Wednesday, January 18, 2006

An Idle Degree

I graduated from the University of South Carolina in December of 1990. I remember graduation night because, compared to my high school graduation, it was rather impersonal. I remember walking across that stage as my name was called, pausing to take my diploma (or facsimile thereof), shaking hands with the presenter and walking off the stage. It was done. Four and a half years, two majors later, I was the proud owner of a baccalaureate in Music Education.

But something had stirred deep in my being during my final semester. Call it the effects of Student Teaching, but I awoke one day to the realization that my current course was steering me to a life of complete academia. One day I was a student, the next, a teacher. The sum and total of my life (professionally speaking) would equal school.

It was this epiphany that kept me working as an assistant manager for a local Blockbuster Video. This was the “glory” year: my first time out on my own in the big wide world. Earning a paycheck and paying rent, groceries and utilities. Rooming with one of my best pals and receiving free cable. Ah…life was good.

From Blockbuster, I joined the Air Force. I wanted to load bombs on airplanes (at least I thought). I became a crew chief on F-15s, and, got stationed in Okinawa Japan. Even though it was hard work, it was rewarding. It was guy work. You come home all stinky and smelly, hydraulic fluid still in your hair.
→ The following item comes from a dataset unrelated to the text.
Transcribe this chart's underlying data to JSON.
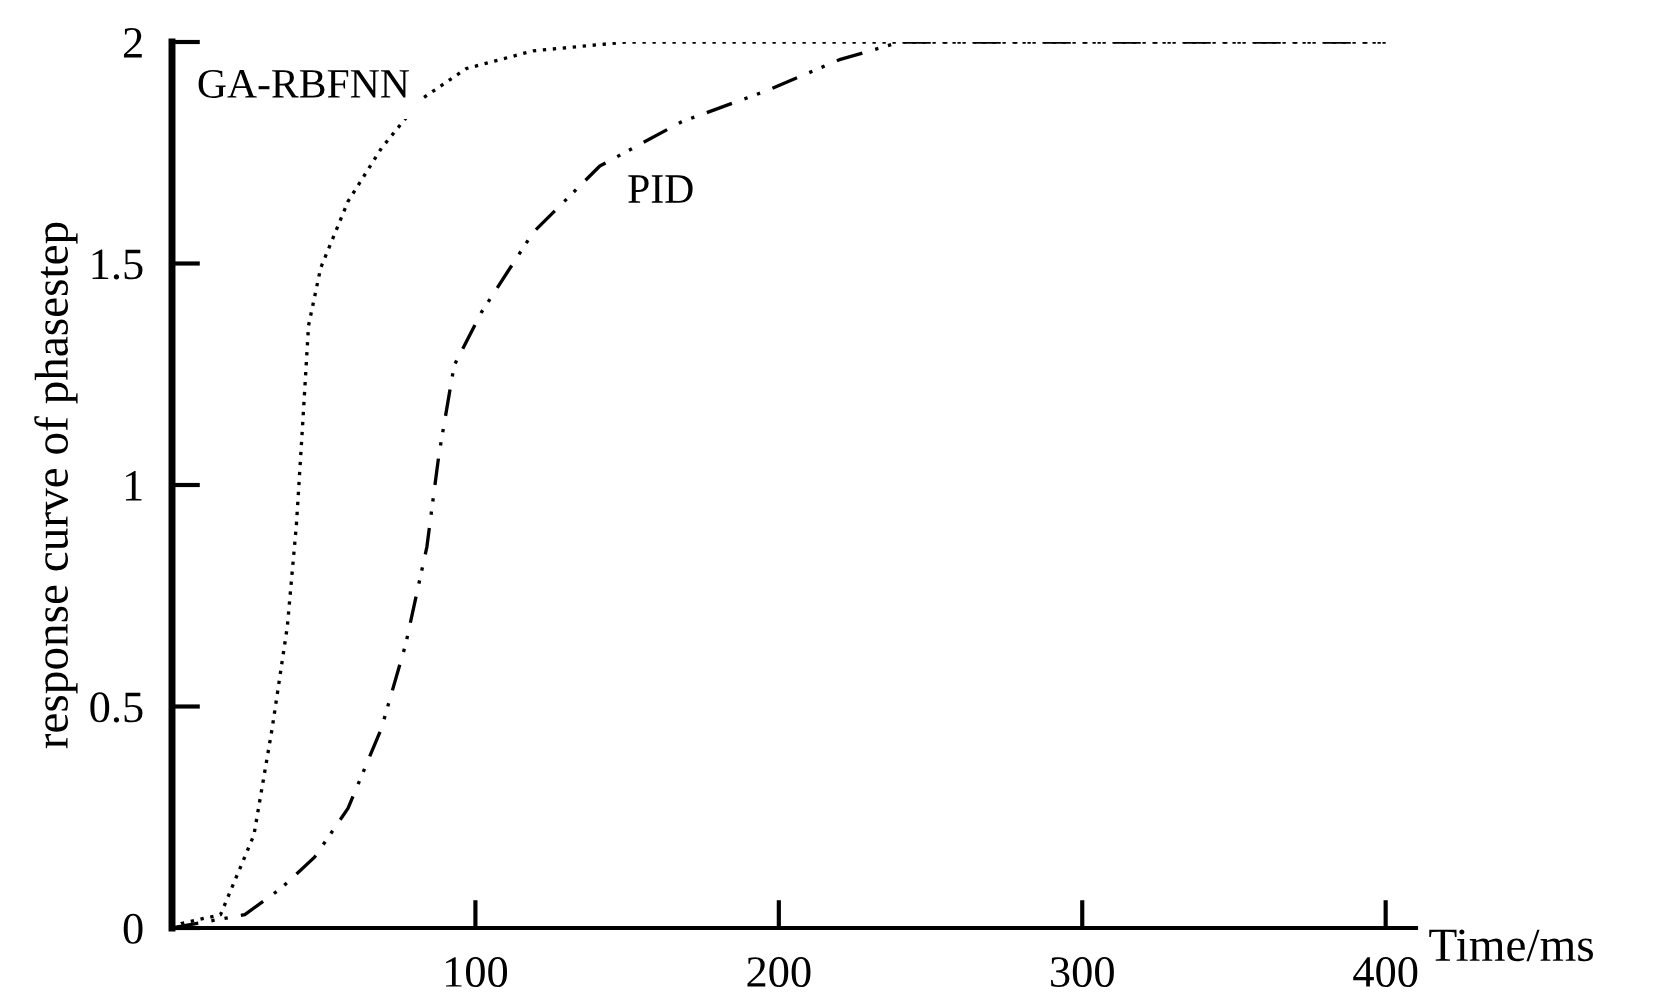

And, I got to do cool stuff like help the pilot get strapped in, participate in launching and recovering a jet (you know, the waving your arms part) , refueling a jet an engine is still running. Arr! Arr! Arr! Arr!

After the Air Force, my wife was instrumental in pointing to me to my current career with computers. “Do something you love.” I was worried that I had no formal training in computer repair or programming. For the most part, it was self taught. I joke that I went to the University of Barnes and Noble, because many times I would run down there to look through one of the “dead tree” computer books for a solution (thank goodness for Google).

We home school our two daughters, Katie (8) and Megan (6). They are fortunate to have one of the best private violin teachers for a mom, and so our music appreciation is actually Violin and Piano lessons. Yesterday was Martin Luther King Day, and I was home. Megan and Cindy were finishing violin lesson, and I could hear some frustration over a rhythm. I asked Cindy if I could help and she let me take over. I realized what the problem was. The fist four measures of the music had a repeated rhythm pattern, but the last four were different. She was not transitioning to second pattern. Putting down her violin, I had her clap with me the pattern. I turned on the metronome and eventually made the transition. I had her then clap rhythm and sing the pitches together and then alone. Finally, she picked the violin up and played the correct pattern and we finished the piece.

Until yesterday, I never used my music degree. It may have been simple rhythms, but for me, it was dad’s integration into the home-school day that meant everything.